Wednesday, May 30, 2007

FamilySearch Indexer Review

I've downloaded and played around with FamilySearch Indexer, and I must report that it's really impressive. Initially I was dismayed by the idea of collaborative transcription on a thick (desktop!) client, but my trial run showed me why it's necessary for their problem domain. Simply put, FSI is designed for forms, not freeform manuscripts like letters.

The problem transcribing forms is the structured nature of the handwritten data. An early 20th century letter written in a clear hand may be accurately represented by a smallish chunk of ASCII text. The only structures to encode are paragraph and page breaks. Printed census or military forms are different — you don't want to require your transcribes to type out "First Name" a thousand times, but how else can you represent the types of data recorded by the original writer?
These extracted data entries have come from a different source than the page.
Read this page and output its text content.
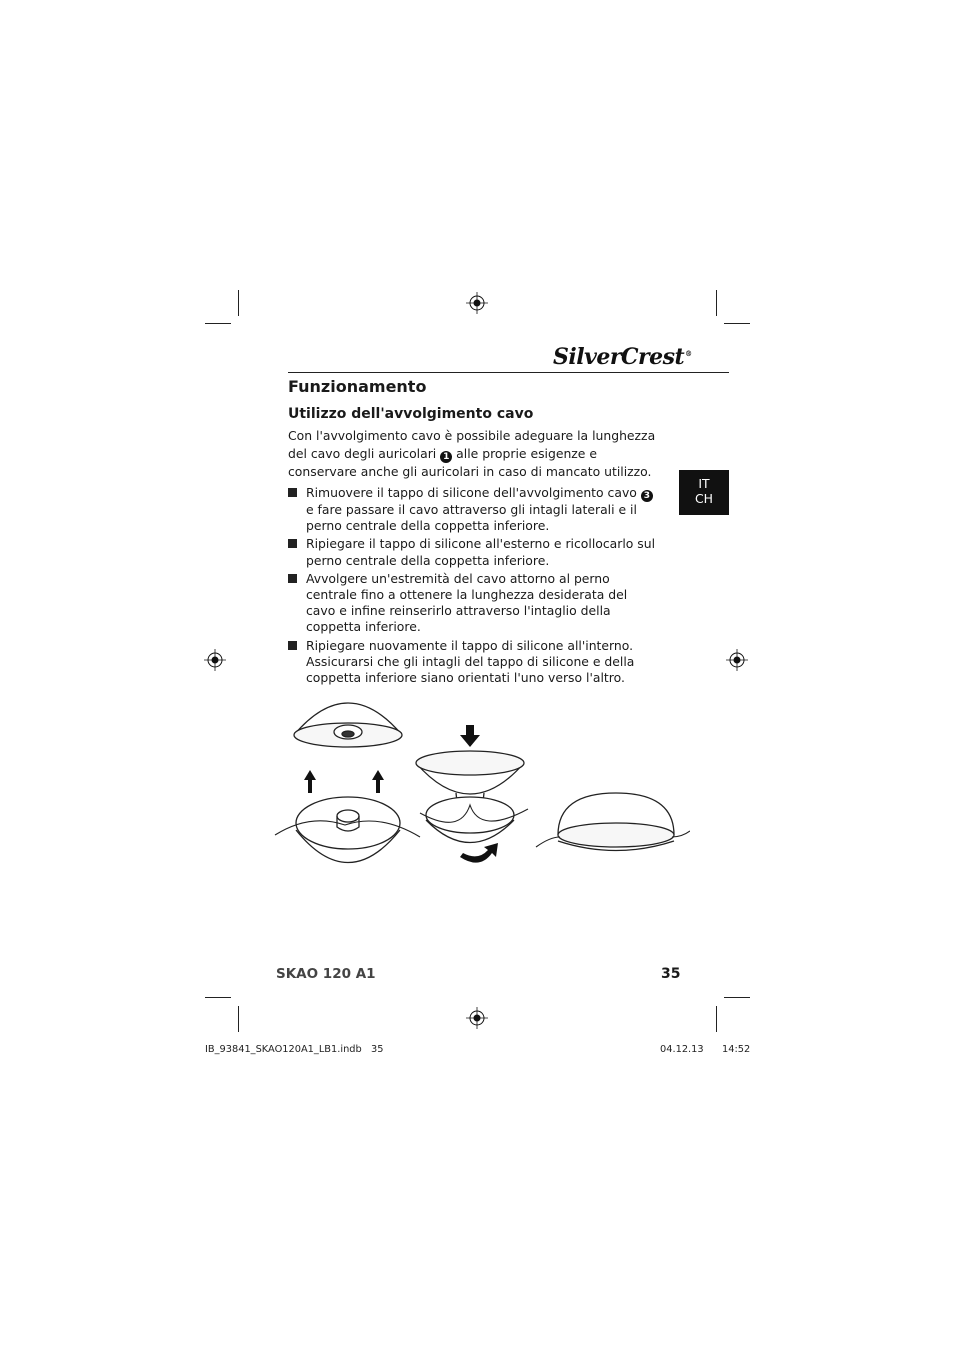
SilverCrest®
Funzionamento
Utilizzo dell'avvolgimento cavo
Con l'avvolgimento cavo è possibile adeguare la lunghezza del cavo degli auricolari 1 alle proprie esigenze e conservare anche gli auricolari in caso di mancato utilizzo.
Rimuovere il tappo di silicone dell'avvolgimento cavo 3 e fare passare il cavo attraverso gli intagli laterali e il perno centrale della coppetta inferiore.
Ripiegare il tappo di silicone all'esterno e ricollocarlo sul perno centrale della coppetta inferiore.
Avvolgere un'estremità del cavo attorno al perno centrale fino a ottenere la lunghezza desiderata del cavo e infine reinserirlo attraverso l'intaglio della coppetta inferiore.
Ripiegare nuovamente il tappo di silicone all'interno. Assicurarsi che gli intagli del tappo di silicone e della coppetta inferiore siano orientati l'uno verso l'altro.
IT
CH
SKAO 120 A1	35
IB_93841_SKAO120A1_LB1.indb   35	04.12.13 14:52
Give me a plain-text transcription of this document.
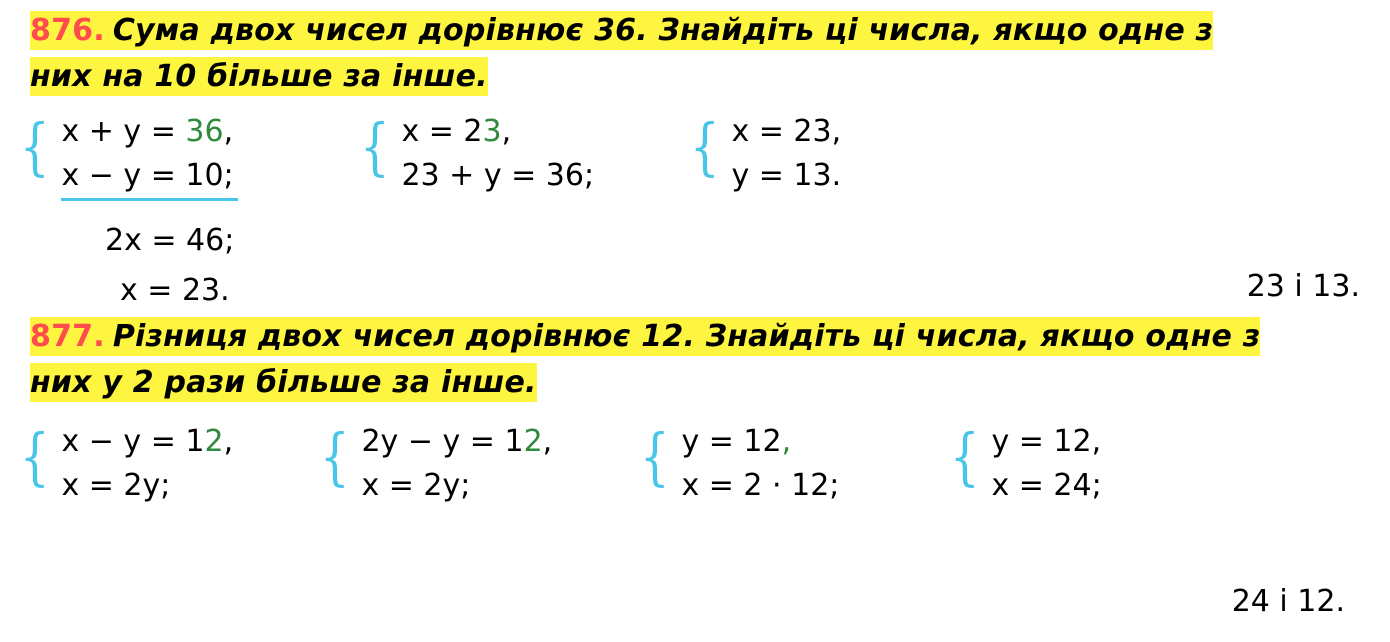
876. Сума двох чисел дорівнює 36. Знайдіть ці числа, якщо одне з
них на 10 більше за інше.
{ x + y = 36,
x − y = 10; { x = 23,
23 + y = 36; { x = 23,
y = 13.
2x = 46;
x = 23.	23 і 13.
877. Різниця двох чисел дорівнює 12. Знайдіть ці числа, якщо одне з
них у 2 рази більше за інше.
{ x − y = 12,
x = 2y;	{ 2y − y = 12,
x = 2y;	{ y = 12,
x = 2 · 12; { y = 12,
x = 24;
24 і 12.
FamilySearch Indexer turns this problem into an advantage. They've realized that scanned forms are a huge corpus of identically formatted data, so it pays off to come up with an identical structure for the transcription. For the 1900 Virginia census form I tested, someone's gone through the trouble to enter the metadata describing every single field for a fifty-line, twentyish-column page. The image appears in the top frame of the application and you enter the transcription in a spreadsheet-style app in the bottom-left frame. As you tab between fields, context-sensitive help information appears in the bottom-right frame, explaining interpretive problems the scribe might encounter. Auto-completion provides further context for interpretive difficulties (yes, "Hired Hand" is a valid option for the "Relationship" field).

Whoever entered the field metadata also recorded where, on the standard scanned image, that field was located. As you tab through the fields to transcribe, the corresponding field on the manuscript image is highlighted. It's hard to overstate how cool this is. It obviously required a vast amount of work to set up, but if you divide that by the number of pages in the Virginia census and subtract the massive amount of volunteer time it saves, I'd be astonished if wasn't worth the effort.

I have yet to see how FamilySearch Indexer handles freeform manuscript data. Their site mentions a Freedmans' letters project, but I haven't been able to access it through the software. Perhaps they've crafted a separate interface for letters, but based on how specialized their form-transcribing software is, I'm afraid they'd be as poor a fit for diaries as FromThePage would be for census forms.